Monday, February 21, 2011

New "Durham Hoods" site showcases neighborhoods, listservs across Durham

Durham is very fortunate to have local bloggers who share great information and insight into the goings on in the place where great things happen - bloggers like Kevin Davis at Bull City Rising.  Read below for his great piece on http://www.durhamhoods.com/.

New "Durham Hoods" site showcases neighborhoods, listservs across Durham
Bull City Rising
Kevin Davis

When Philip Bost's car was broken into in the Duke Park neighborhood, Bost got mad.

Getting even? Not so much. Getting neighbors informed? Yes, please.

Bost decided to reach out to his fellow 'hoodsters to let them know about what happened to his car. "I felt like I had an obligation after that event to notify my neighbors and my community that this type of thing was going on, and I was also curious about whether I was an isolated case," Bost said. "It felt personal, but now I know that it's not. These things happen."

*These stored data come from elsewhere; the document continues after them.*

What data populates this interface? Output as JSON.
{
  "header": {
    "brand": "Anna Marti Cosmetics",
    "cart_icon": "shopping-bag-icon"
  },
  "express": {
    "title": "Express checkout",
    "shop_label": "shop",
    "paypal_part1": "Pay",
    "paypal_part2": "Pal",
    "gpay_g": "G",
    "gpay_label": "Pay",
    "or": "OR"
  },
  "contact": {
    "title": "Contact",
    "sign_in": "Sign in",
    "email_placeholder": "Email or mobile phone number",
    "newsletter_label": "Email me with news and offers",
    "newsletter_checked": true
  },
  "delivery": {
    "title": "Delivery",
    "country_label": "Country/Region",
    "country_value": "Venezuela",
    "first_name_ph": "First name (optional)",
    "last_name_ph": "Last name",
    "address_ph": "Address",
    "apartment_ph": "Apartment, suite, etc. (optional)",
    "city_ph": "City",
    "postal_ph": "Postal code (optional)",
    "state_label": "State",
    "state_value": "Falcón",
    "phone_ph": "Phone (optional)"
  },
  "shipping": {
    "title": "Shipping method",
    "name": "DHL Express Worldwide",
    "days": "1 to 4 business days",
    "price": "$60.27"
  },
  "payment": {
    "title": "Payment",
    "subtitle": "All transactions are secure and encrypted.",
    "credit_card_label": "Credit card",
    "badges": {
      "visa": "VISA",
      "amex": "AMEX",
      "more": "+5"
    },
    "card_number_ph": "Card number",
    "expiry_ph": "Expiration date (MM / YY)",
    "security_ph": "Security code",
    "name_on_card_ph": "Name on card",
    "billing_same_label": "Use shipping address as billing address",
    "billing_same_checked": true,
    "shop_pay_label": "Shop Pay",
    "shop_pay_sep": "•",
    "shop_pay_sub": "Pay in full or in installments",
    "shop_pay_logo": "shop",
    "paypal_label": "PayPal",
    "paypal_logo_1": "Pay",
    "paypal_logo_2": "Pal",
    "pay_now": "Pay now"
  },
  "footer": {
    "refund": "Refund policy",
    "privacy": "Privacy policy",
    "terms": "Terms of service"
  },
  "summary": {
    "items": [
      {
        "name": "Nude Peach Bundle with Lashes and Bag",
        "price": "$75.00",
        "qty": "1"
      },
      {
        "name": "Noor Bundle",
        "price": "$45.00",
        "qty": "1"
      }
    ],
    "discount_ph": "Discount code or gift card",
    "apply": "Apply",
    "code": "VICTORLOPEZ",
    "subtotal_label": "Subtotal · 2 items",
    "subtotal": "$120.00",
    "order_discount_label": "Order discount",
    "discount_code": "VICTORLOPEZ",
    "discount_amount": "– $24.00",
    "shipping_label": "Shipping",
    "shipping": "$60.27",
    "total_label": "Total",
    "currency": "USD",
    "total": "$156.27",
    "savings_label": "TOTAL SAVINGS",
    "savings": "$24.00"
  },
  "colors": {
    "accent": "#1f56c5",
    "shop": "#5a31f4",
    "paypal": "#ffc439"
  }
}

He hadn't previously been signed on to or active on Duke Park's listserv, which is one of the more engaged and active in the Bull City.

(For the uninitiated, it has fewer bizarro flame wars than some other central Durham lists I could name -- discretion is the better part of valor for local bloggers -- though delinquent street sweepers and drivers bypassing the vehicular barriers to the neighborhood's namesake park should beware the e-wrath they'll find.)

Bost's venture onto the Duke Park listserv to share his crime experience got him wondering. How many other neighborhoods had listservs? How active were they? And, where could you go to find out more about all of Durham's sometimes-charming, sometimes-exhausting email lists?

His concern grew when a missing child report hit the police and Old North Durham listserv recently, but the email's author didn't know how to get the report passed along to the Duke Park list, despite the girl disappearing less than 50 yards from the neighborhood boundary.

The result? Durhamhoods.com, Bost's new site featuring a Google Map mashup of all the Durham neighborhoods he could identify, complete with links and engagement data on neighborhood associations' lists.